If you can somehow stand the waves of self-congratulatory stench wafting off of it, "Big Bass Zone" by Bill Siemantel (although mostly written by Michael Jones) does manage to shed light onto effective big bait presentations, something Murphy's book largely failed to do owing to its date of publication. I know Bill was fishing swimbaits towards the end of his life, but he was still in the process of exploring their potential when The Scourge took him.

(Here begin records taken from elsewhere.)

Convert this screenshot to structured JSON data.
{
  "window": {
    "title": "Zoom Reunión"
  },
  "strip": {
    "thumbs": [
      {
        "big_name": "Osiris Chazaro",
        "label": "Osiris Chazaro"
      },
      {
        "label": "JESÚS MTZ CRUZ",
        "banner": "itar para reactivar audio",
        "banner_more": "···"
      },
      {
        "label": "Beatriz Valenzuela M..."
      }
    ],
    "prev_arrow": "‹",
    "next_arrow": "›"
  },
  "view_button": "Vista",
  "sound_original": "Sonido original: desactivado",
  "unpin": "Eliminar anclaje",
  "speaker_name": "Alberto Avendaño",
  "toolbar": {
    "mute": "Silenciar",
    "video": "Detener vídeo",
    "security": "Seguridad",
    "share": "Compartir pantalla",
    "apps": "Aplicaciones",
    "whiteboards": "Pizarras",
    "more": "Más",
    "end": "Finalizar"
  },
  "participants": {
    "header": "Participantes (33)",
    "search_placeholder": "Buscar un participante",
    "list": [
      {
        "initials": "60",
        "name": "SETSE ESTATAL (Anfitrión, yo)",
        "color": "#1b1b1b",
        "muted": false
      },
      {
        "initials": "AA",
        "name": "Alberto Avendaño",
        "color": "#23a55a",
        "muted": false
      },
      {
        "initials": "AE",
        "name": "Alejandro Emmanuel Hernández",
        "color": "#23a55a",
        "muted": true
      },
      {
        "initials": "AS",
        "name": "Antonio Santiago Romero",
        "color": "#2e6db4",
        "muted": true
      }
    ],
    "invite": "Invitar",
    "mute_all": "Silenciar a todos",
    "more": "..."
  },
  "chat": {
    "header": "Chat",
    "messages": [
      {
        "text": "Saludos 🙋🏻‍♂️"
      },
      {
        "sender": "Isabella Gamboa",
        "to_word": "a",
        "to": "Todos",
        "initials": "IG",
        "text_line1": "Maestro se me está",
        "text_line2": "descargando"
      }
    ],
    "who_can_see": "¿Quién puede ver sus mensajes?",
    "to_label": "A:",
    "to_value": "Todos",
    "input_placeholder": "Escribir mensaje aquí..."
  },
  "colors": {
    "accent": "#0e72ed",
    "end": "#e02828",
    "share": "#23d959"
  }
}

Other than that... read scientific literature. Find papers published by universities. Read all you can about the things bass eat. Learn a lot about bluegill, and you will know a lot about bass. They evolved together, and are what they are today because of the existence of the other. Learn about crawfish. Get an aquarium, catch the smallest bass you can, bass fry, and raise them. That may or may not be legal, strictly speaking, but do it, hypothetically, of course. I have (hypothetically) raised many young bass, and learned a lot from observing them in different developmental stages. Plus, if they are chilling out, then suddenly become agitated and active for no discernible reason, stop whatever you are doing and GO FISH. Trust me here.

Lastly, some practical advise on the nuts and bolts of this stuff. Practice your casting. I know, I know... you are already pretty good. Get stupid good, Terminator level, robotic death machine from the future level good at it. That mechanical ability with a rod and reel is one of the biggest things that separates good weekend anglers and touring professionals. Watch some BASS tournaments with the sound muted. You don't need to hear anything those guys are saying, trust me. You need to watch their movements and learn. That is the edge they possess, not whatever gear they are selling.

SS
 

cdat

Member
Will definitely work on my casting as I consider myself merely adequate at best, might be time to get out the old toss rings to use as targets. Will read some of the individuals you mentioned, really appreciate you taking the time to get in-depth. Rather have your honest opinion than have someone blow smoke up my A$$.